Member of the Virginia House of Delegates from the 39th district
- In office November 1979 – January 9, 1980
- Preceded by: J. Warren White Jr.
- Succeeded by: Edythe Harrison
- In office January 12, 1972 – January 9, 1974
- Preceded by: Stanley C. Walker
- Succeeded by: Evelyn M. Hailey

Personal details
- Born: February 22, 1929 Norfolk, Virginia, U.S.
- Died: October 2, 2010 (aged 81) Norfolk, Virginia, U.S.
- Party: Republican
- Spouse: Lillian Borleis
- Education: University of Virginia

Military service
- Allegiance: United States
- Branch/service: United States Air Force
- Rank: Second Lieutenant
- Battles/wars: Korean War

= Albert Teich =

American politician (1929–2010)

Albert Teich Jr. (February 22, 1929 - October 2, 2010) was an American lawyer and politician.

Teich was born in Norfolk, Virginia.
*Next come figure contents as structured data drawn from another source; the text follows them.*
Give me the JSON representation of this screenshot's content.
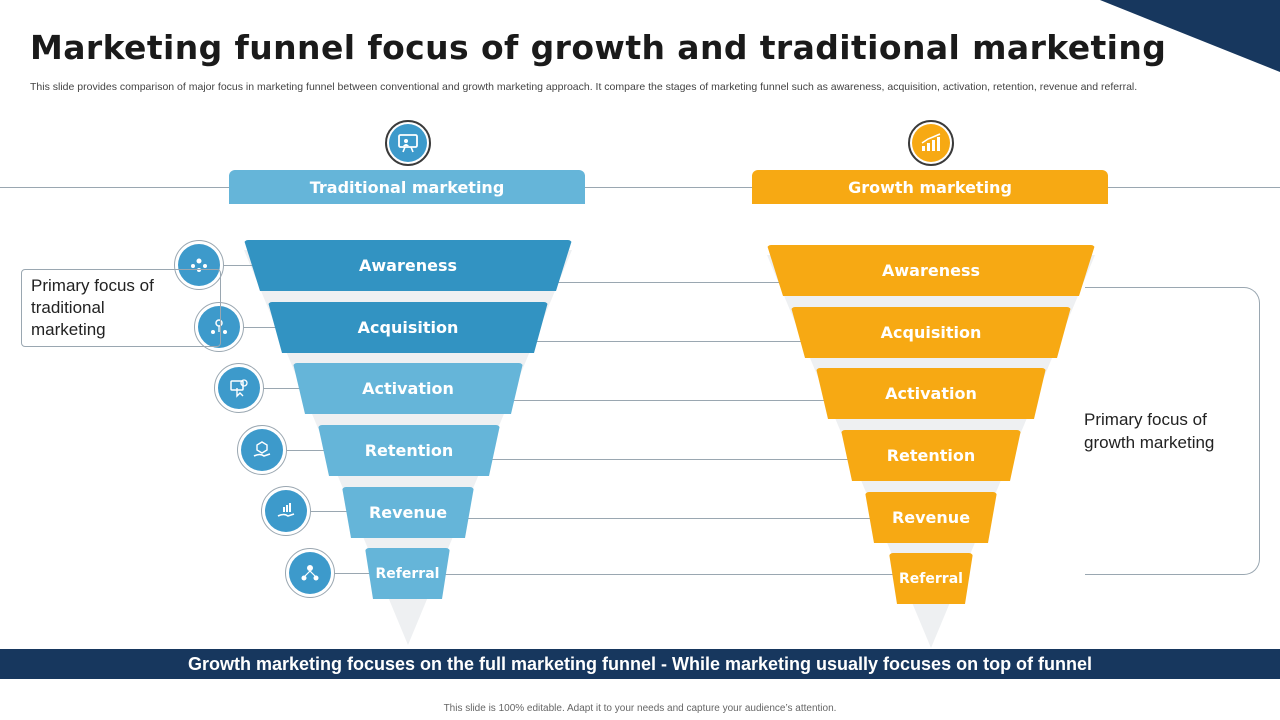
{
  "slide": {
    "title": "Marketing funnel focus of growth and traditional marketing",
    "subtitle": "This slide provides comparison of major focus in marketing funnel between conventional and growth marketing approach. It compare the stages of marketing funnel such as awareness, acquisition, activation, retention, revenue and referral."
  },
  "traditional": {
    "heading": "Traditional marketing",
    "icon": "tv-presenter-icon",
    "stages": [
      "Awareness",
      "Acquisition",
      "Activation",
      "Retention",
      "Revenue",
      "Referral"
    ],
    "callout": "Primary focus of traditional marketing",
    "colors": [
      "#3293c2",
      "#3293c2",
      "#65b5d9",
      "#65b5d9",
      "#65b5d9",
      "#65b5d9"
    ]
  },
  "growth": {
    "heading": "Growth marketing",
    "icon": "growth-chart-icon",
    "stages": [
      "Awareness",
      "Acquisition",
      "Activation",
      "Retention",
      "Revenue",
      "Referral"
    ],
    "callout": "Primary focus of growth marketing",
    "color": "#f7a913"
  },
  "stage_icons": [
    "audience-icon",
    "acquisition-user-icon",
    "activation-click-icon",
    "retention-hand-icon",
    "revenue-hand-icon",
    "referral-network-icon"
  ],
  "banner": "Growth marketing focuses on the full marketing funnel - While marketing usually focuses on top of funnel",
  "footer": "This slide is 100% editable. Adapt it to your needs and capture your audience’s attention."
}
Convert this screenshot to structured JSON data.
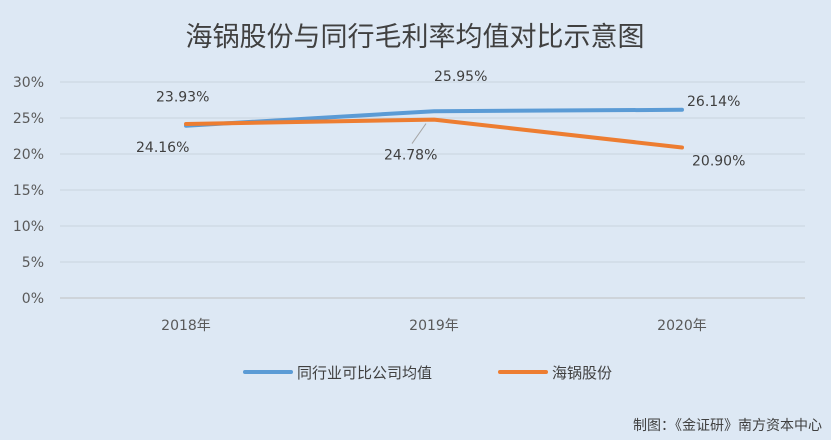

He went to the College of William & Mary and University of Virginia. He served in the United States Air Force during the Korean War. He then went to the University of Virginia School of Law and was admitted to the Virginia bar. He practice law in Norfolk and taught at the Old Dominion University. Teich served in the Virginia House of Delegates from 1972 to 1974 and was a Republican. After that, he made orphanage for underprivileged children. He then served as clerk of the Norfolk Circuit Court from 1996 to 2004.